Immer aber wird versucht, alle Probleme auf die Arbeitenden abzuwälzen: mit Lohnkürzungen und zunehmender Unsicherheit. Für die Beschäftigten von Air Berlin hält Lufthansa nun eine zynische Zumutung bereit: Nur wer bei den nicht Pleite gegangenen Air Berlin-Tochtergesellschafteneinen Arbeitsvertrag hat, behält diesen. Von 8.000 Air Berlin-Beschäftigten sind das nicht einmal 1.500. Alle anderen werden nicht übernommen. Stattdessen können sie sich einzeln bewerben… auf ihre alten Arbeitsplätze! Nicht zu Lufthansa-Tarif, sondern bei der Lufthansa-Billigtochter Eurowings und zwar bei der in Österreich angemeldeten Eurowings Europe, die überhaupt keinen Tarifvertrag besitzt. Ein Drittel weniger Lohn für die alte Arbeit könnte dabei herauskommen, wenn man nicht das Pech hat, gar nicht genommen werden. So tricksen die Unternehmen auf Kosten der Belegschaften.

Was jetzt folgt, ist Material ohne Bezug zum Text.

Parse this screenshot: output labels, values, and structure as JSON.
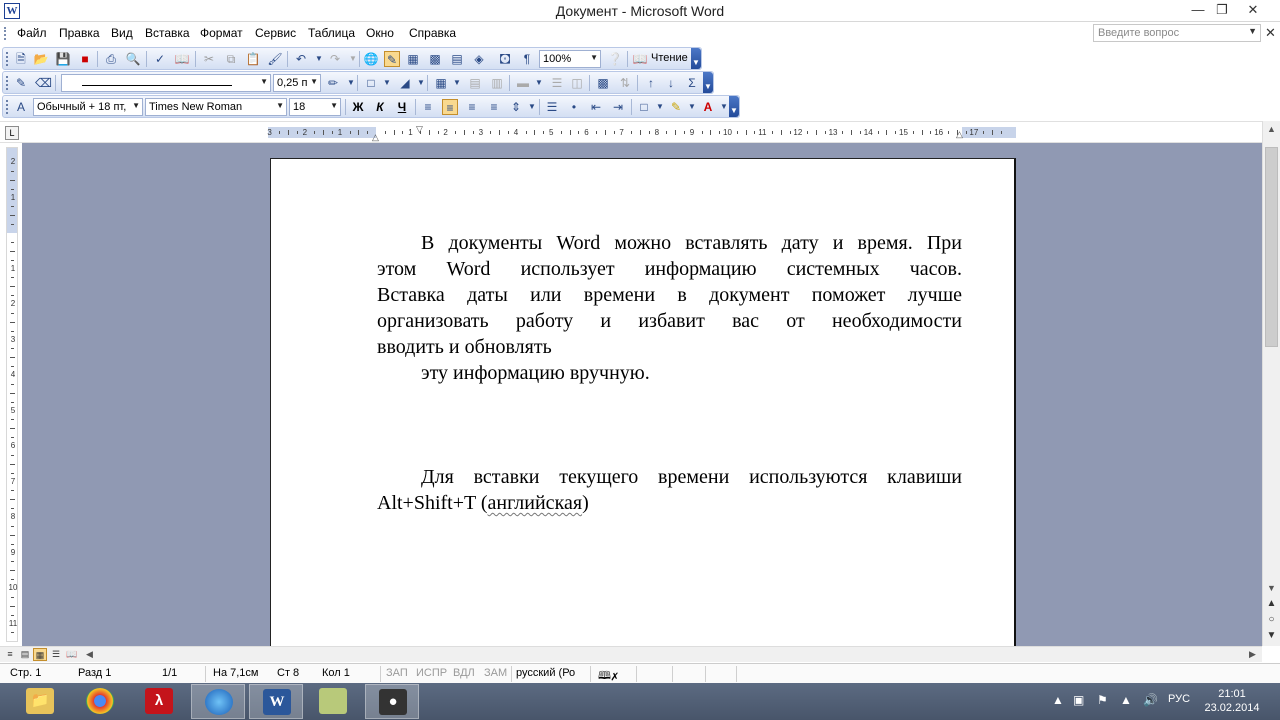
{
  "window": {
    "title": "Документ - Microsoft Word",
    "app_icon": "W",
    "minimize_icon": "minimize-icon",
    "restore_icon": "restore-icon",
    "close_icon": "close-icon"
  },
  "menu": {
    "items": [
      "Файл",
      "Правка",
      "Вид",
      "Вставка",
      "Формат",
      "Сервис",
      "Таблица",
      "Окно",
      "Справка"
    ],
    "help_placeholder": "Введите вопрос"
  },
  "toolbar_standard": {
    "zoom": "100%",
    "reading_label": "Чтение"
  },
  "toolbar_drawing": {
    "line_weight": "0,25 п"
  },
  "toolbar_formatting": {
    "style": "Обычный + 18 пт,",
    "font": "Times New Roman",
    "size": "18",
    "bold": "Ж",
    "italic": "К",
    "underline": "Ч",
    "align_center_active": true,
    "sum_icon": "Σ"
  },
  "ruler": {
    "numbers_left": [
      "3",
      "2",
      "1"
    ],
    "numbers_right": [
      "1",
      "2",
      "3",
      "4",
      "5",
      "6",
      "7",
      "8",
      "9",
      "10",
      "11",
      "12",
      "13",
      "14",
      "15",
      "16",
      "17"
    ],
    "vertical_numbers": [
      "2",
      "1",
      "1",
      "2",
      "3",
      "4",
      "5",
      "6",
      "7",
      "8",
      "9",
      "10",
      "11"
    ]
  },
  "document": {
    "para1_lines": [
      "В документы Word можно вставлять дату и время. При",
      "этом Word использует информацию системных часов.",
      "Вставка даты или времени в документ поможет лучше",
      "организовать работу и избавит вас от необходимости",
      "вводить и обновлять"
    ],
    "para2_line": "эту информацию вручную.",
    "para3_line1": "Для вставки текущего времени используются клавиши",
    "para3_line2_plain": "Alt+Shift+T (",
    "para3_line2_squiggle": "английская",
    "para3_line2_end": ")"
  },
  "status": {
    "page": "Стр. 1",
    "section": "Разд 1",
    "pages": "1/1",
    "at": "На 7,1см",
    "line": "Ст  8",
    "col": "Кол  1",
    "rec": "ЗАП",
    "trk": "ИСПР",
    "ext": "ВДЛ",
    "ovr": "ЗАМ",
    "language": "русский (Ро"
  },
  "taskbar": {
    "apps": [
      "explorer",
      "chrome",
      "acrobat",
      "globe",
      "word",
      "notepad",
      "media"
    ],
    "language": "РУС",
    "time": "21:01",
    "date": "23.02.2014"
  }
}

Die Bundesregierung ist nach der Insolvenz von Air Berlin mit einem Kredit von 150 Mio. € eingesprungen, damit das Fluggeschäft noch einige Wochen weitergeführt werden konnte. Für Lufthansa hat das Zeit verschafft um sich in Position zu bringen für die Übernahme. So konnten sie die begehrten Start- und Landerechte von Air Berlin bekommen, die im Falle einer sofortigen Pleite neu ausgeschrieben worden wären. Dieser Kredit aus Steuermitteln ist für die Lufthansa also ein Riesen-Geschenk. Aber die Regierung hat keinerlei Bedingungen daran geknüpft, was die Übernahme der Beschäftigten betrifft. Wenn es darum geht, Millionen Steuergelder zur weiteren Bereicherung der großen Konzerne einzusetzen, da fliegen alle Regierungsparteien schnell herbei.

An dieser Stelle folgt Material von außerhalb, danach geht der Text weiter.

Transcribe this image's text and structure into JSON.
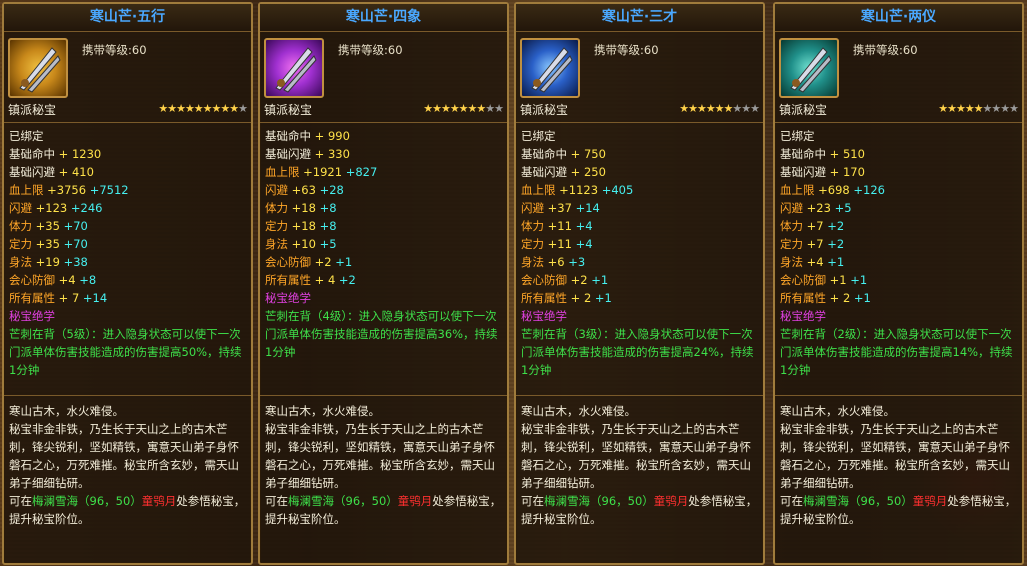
{
  "cards": [
    {
      "title": "寒山芒·五行",
      "level": "携带等级:60",
      "sect": "镇派秘宝",
      "stars_on": 9,
      "stars_off": 1,
      "bound": "已绑定",
      "hit": {
        "label": "基础命中",
        "value": "+ 1230"
      },
      "dodge": {
        "label": "基础闪避",
        "value": "+ 410"
      },
      "hp": {
        "label": "血上限",
        "value": "+3756",
        "bonus": "+7512"
      },
      "evade": {
        "label": "闪避",
        "value": "+123",
        "bonus": "+246"
      },
      "con": {
        "label": "体力",
        "value": "+35",
        "bonus": "+70"
      },
      "wis": {
        "label": "定力",
        "value": "+35",
        "bonus": "+70"
      },
      "agi": {
        "label": "身法",
        "value": "+19",
        "bonus": "+38"
      },
      "critdef": {
        "label": "会心防御",
        "value": "+4",
        "bonus": "+8"
      },
      "allattr": {
        "label": "所有属性",
        "value": "+ 7",
        "bonus": "+14"
      },
      "skill_title": "秘宝绝学",
      "skill_desc": "芒刺在背（5级）：进入隐身状态可以使下一次门派单体伤害技能造成的伤害提高50%，持续1分钟",
      "desc1": "寒山古木，水火难侵。",
      "desc2": "秘宝非金非铁，乃生长于天山之上的古木芒刺，锋尖锐利，坚如精铁，寓意天山弟子身怀磐石之心，万死难摧。秘宝所含玄妙，需天山弟子细细钻研。",
      "desc3a": "可在",
      "desc3b": "梅澜雪海（96，50）",
      "desc3c": "童鸮月",
      "desc3d": "处参悟秘宝，提升秘宝阶位。"
    },
    {
      "title": "寒山芒·四象",
      "level": "携带等级:60",
      "sect": "镇派秘宝",
      "stars_on": 7,
      "stars_off": 2,
      "bound": "",
      "hit": {
        "label": "基础命中",
        "value": "+ 990"
      },
      "dodge": {
        "label": "基础闪避",
        "value": "+ 330"
      },
      "hp": {
        "label": "血上限",
        "value": "+1921",
        "bonus": "+827"
      },
      "evade": {
        "label": "闪避",
        "value": "+63",
        "bonus": "+28"
      },
      "con": {
        "label": "体力",
        "value": "+18",
        "bonus": "+8"
      },
      "wis": {
        "label": "定力",
        "value": "+18",
        "bonus": "+8"
      },
      "agi": {
        "label": "身法",
        "value": "+10",
        "bonus": "+5"
      },
      "critdef": {
        "label": "会心防御",
        "value": "+2",
        "bonus": "+1"
      },
      "allattr": {
        "label": "所有属性",
        "value": "+ 4",
        "bonus": "+2"
      },
      "skill_title": "秘宝绝学",
      "skill_desc": "芒刺在背（4级）：进入隐身状态可以使下一次门派单体伤害技能造成的伤害提高36%，持续1分钟",
      "desc1": "寒山古木，水火难侵。",
      "desc2": "秘宝非金非铁，乃生长于天山之上的古木芒刺，锋尖锐利，坚如精铁，寓意天山弟子身怀磐石之心，万死难摧。秘宝所含玄妙，需天山弟子细细钻研。",
      "desc3a": "可在",
      "desc3b": "梅澜雪海（96，50）",
      "desc3c": "童鸮月",
      "desc3d": "处参悟秘宝，提升秘宝阶位。"
    },
    {
      "title": "寒山芒·三才",
      "level": "携带等级:60",
      "sect": "镇派秘宝",
      "stars_on": 6,
      "stars_off": 3,
      "bound": "已绑定",
      "hit": {
        "label": "基础命中",
        "value": "+ 750"
      },
      "dodge": {
        "label": "基础闪避",
        "value": "+ 250"
      },
      "hp": {
        "label": "血上限",
        "value": "+1123",
        "bonus": "+405"
      },
      "evade": {
        "label": "闪避",
        "value": "+37",
        "bonus": "+14"
      },
      "con": {
        "label": "体力",
        "value": "+11",
        "bonus": "+4"
      },
      "wis": {
        "label": "定力",
        "value": "+11",
        "bonus": "+4"
      },
      "agi": {
        "label": "身法",
        "value": "+6",
        "bonus": "+3"
      },
      "critdef": {
        "label": "会心防御",
        "value": "+2",
        "bonus": "+1"
      },
      "allattr": {
        "label": "所有属性",
        "value": "+ 2",
        "bonus": "+1"
      },
      "skill_title": "秘宝绝学",
      "skill_desc": "芒刺在背（3级）：进入隐身状态可以使下一次门派单体伤害技能造成的伤害提高24%，持续1分钟",
      "desc1": "寒山古木，水火难侵。",
      "desc2": "秘宝非金非铁，乃生长于天山之上的古木芒刺，锋尖锐利，坚如精铁，寓意天山弟子身怀磐石之心，万死难摧。秘宝所含玄妙，需天山弟子细细钻研。",
      "desc3a": "可在",
      "desc3b": "梅澜雪海（96，50）",
      "desc3c": "童鸮月",
      "desc3d": "处参悟秘宝，提升秘宝阶位。"
    },
    {
      "title": "寒山芒·两仪",
      "level": "携带等级:60",
      "sect": "镇派秘宝",
      "stars_on": 5,
      "stars_off": 4,
      "bound": "已绑定",
      "hit": {
        "label": "基础命中",
        "value": "+ 510"
      },
      "dodge": {
        "label": "基础闪避",
        "value": "+ 170"
      },
      "hp": {
        "label": "血上限",
        "value": "+698",
        "bonus": "+126"
      },
      "evade": {
        "label": "闪避",
        "value": "+23",
        "bonus": "+5"
      },
      "con": {
        "label": "体力",
        "value": "+7",
        "bonus": "+2"
      },
      "wis": {
        "label": "定力",
        "value": "+7",
        "bonus": "+2"
      },
      "agi": {
        "label": "身法",
        "value": "+4",
        "bonus": "+1"
      },
      "critdef": {
        "label": "会心防御",
        "value": "+1",
        "bonus": "+1"
      },
      "allattr": {
        "label": "所有属性",
        "value": "+ 2",
        "bonus": "+1"
      },
      "skill_title": "秘宝绝学",
      "skill_desc": "芒刺在背（2级）：进入隐身状态可以使下一次门派单体伤害技能造成的伤害提高14%，持续1分钟",
      "desc1": "寒山古木，水火难侵。",
      "desc2": "秘宝非金非铁，乃生长于天山之上的古木芒刺，锋尖锐利，坚如精铁，寓意天山弟子身怀磐石之心，万死难摧。秘宝所含玄妙，需天山弟子细细钻研。",
      "desc3a": "可在",
      "desc3b": "梅澜雪海（96，50）",
      "desc3c": "童鸮月",
      "desc3d": "处参悟秘宝，提升秘宝阶位。"
    }
  ],
  "icon_colors": [
    "#c8881a",
    "#a030d0",
    "#2a60c8",
    "#20908a"
  ],
  "icon": "twin-blade-icon"
}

Es verlieren die Arbeitenden – solange sie es sich gefallen lassen

Die Pilot_innen bei Air Berlin hatten schon im September einen guten Riecher. Sie merkten, dass all den Geiern, die sich auf die tote Firma stürzten, die Beschäftigten sonstwo vorbeigingen – und die letzten Tage haben das endgültig bestätigt. Massenhaft wurden sie krank, so dass Hunderte Flüge gestrichen werden mussten. Damit haben sie allen in Erinnerung gerufen, wer den Flugbetrieb aufrecht erhält. Nicht das Management, nicht die Aktionär_innen.

Eine kreative Aktion, in der aufgeblitzt ist, wie den Berechnungen der Reichen ein Strich durch die Rechnung gemacht werden kann: Wenn wir unsere Arbeit einstellen, haben wir Arbeitenden die gemeinsame Kraft, unsere Interessen durchzusetzen. In einer organisierten Bewegung noch sehr viel mehr als per gelbem Zettel. Nicht nur Piloten haben Grund, an diesem System krank zu werden. Es hält tagtäglich Zumutungen für uns alle bereit, die wir in Konzernbilanzen nur als zu minimierender Kostenfaktor auftauchen. Dabei schmeißen wir in Wirklichkeit das Wirtschaftsleben. Von der Last der Profitinteressen befreit könnten wir stattdessen die Wirtschaft im gemeinsamen Interesse gestalten. Das wäre gesund!